In a speech yesterday, Dallas Federal Reserve president Richard Fisher said the Fed’s done all it can do to spur job creation and that Congress has got to get its act together in dealing with deficits.
Fisher has been critical of the Fed’s buying of bonds to bolster the economy. In considering what steps should be taken next, he says an that end to this form of stimulus shouldn’t be a scary prospect for the government.
He likened developments in the Fed’s monetary policy to a Shakespearean play starring a “daring captain,” Fed Chairman Ben Bernanke, steering the ship of the U.S. economy.

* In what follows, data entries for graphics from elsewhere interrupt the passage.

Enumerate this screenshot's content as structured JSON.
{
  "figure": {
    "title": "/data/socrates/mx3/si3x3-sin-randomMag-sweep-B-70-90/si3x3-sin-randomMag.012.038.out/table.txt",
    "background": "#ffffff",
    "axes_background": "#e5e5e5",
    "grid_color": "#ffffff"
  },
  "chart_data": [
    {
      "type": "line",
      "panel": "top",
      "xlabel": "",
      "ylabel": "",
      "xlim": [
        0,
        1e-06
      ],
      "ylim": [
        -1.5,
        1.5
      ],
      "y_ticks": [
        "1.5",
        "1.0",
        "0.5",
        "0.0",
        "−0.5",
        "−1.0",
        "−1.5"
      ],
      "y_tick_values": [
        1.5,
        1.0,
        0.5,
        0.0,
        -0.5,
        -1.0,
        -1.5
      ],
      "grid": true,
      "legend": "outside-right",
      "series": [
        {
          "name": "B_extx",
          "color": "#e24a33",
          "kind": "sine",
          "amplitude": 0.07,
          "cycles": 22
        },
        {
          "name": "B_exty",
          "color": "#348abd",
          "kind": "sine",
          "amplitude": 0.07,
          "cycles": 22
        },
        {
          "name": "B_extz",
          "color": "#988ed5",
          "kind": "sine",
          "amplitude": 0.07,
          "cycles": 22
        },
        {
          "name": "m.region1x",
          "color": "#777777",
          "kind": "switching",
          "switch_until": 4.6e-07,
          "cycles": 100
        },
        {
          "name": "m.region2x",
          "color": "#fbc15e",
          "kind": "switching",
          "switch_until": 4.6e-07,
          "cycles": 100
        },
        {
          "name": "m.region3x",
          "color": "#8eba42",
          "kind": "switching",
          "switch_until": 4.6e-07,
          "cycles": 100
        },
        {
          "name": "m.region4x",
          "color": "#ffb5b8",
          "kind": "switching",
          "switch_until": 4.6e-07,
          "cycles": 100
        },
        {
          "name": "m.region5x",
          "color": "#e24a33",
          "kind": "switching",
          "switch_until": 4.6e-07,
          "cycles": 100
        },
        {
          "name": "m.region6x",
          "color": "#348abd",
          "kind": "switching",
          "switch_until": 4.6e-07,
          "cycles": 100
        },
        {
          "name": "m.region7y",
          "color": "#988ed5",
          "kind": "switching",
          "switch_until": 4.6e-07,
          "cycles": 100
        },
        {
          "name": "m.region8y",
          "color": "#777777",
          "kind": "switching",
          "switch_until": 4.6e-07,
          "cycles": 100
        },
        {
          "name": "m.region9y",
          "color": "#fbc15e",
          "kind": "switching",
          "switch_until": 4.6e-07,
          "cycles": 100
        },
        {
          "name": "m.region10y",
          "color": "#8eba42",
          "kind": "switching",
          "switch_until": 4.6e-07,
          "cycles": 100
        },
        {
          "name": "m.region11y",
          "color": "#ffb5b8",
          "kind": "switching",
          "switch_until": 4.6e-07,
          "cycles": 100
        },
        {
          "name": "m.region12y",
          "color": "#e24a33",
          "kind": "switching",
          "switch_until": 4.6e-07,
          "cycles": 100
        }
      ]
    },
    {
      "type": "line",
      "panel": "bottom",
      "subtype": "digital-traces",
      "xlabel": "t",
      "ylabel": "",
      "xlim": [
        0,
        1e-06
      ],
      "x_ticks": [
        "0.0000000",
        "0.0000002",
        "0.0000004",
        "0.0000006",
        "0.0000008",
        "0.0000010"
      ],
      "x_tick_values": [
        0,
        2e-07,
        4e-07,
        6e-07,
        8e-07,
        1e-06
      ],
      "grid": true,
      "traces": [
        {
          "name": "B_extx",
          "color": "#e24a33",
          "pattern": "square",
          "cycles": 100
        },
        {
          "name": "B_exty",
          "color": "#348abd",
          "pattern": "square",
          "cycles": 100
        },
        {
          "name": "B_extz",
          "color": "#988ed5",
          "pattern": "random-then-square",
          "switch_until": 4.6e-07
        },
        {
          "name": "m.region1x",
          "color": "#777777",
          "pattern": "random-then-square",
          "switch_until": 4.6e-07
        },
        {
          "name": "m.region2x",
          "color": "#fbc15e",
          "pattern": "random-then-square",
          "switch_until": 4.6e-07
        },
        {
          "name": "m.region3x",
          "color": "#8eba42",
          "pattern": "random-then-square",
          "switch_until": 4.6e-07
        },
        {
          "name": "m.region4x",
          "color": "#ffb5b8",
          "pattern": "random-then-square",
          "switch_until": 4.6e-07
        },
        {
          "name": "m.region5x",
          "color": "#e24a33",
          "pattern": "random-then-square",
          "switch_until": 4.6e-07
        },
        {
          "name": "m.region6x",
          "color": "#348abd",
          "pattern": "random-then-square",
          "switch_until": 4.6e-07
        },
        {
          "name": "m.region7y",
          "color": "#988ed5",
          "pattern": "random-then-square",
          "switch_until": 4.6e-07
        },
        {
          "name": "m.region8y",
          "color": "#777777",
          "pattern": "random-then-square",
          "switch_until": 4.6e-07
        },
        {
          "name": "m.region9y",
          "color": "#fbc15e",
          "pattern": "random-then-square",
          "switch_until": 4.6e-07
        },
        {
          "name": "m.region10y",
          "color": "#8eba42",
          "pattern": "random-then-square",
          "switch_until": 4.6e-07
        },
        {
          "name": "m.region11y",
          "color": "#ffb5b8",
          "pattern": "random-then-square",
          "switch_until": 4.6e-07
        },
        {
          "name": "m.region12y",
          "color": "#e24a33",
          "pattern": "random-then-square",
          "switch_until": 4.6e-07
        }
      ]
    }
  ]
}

“Act IV, just beginning, will involve the drama of introspection, with the FOMC evaluating the utility of its navigational tactics, and, perhaps, fine-tuning them, if not altering the course,” Fisher said, referring to the Fed’s policy-setting Federal Open Market Committee, in remarks prepared for delivery to the C.D. Howe Institute Directors’ Dinner in Toronto. Fisher is not a voting member of the committee this year.
Asked if he was concerned about the impact of rising bond yields on the economy, he said it should be monitored but that policymakers could not let markets dictate policy.
“We cannot live in fear that gee whiz, the market is going to be unhappy that we are not giving them more monetary cocaine,” he said.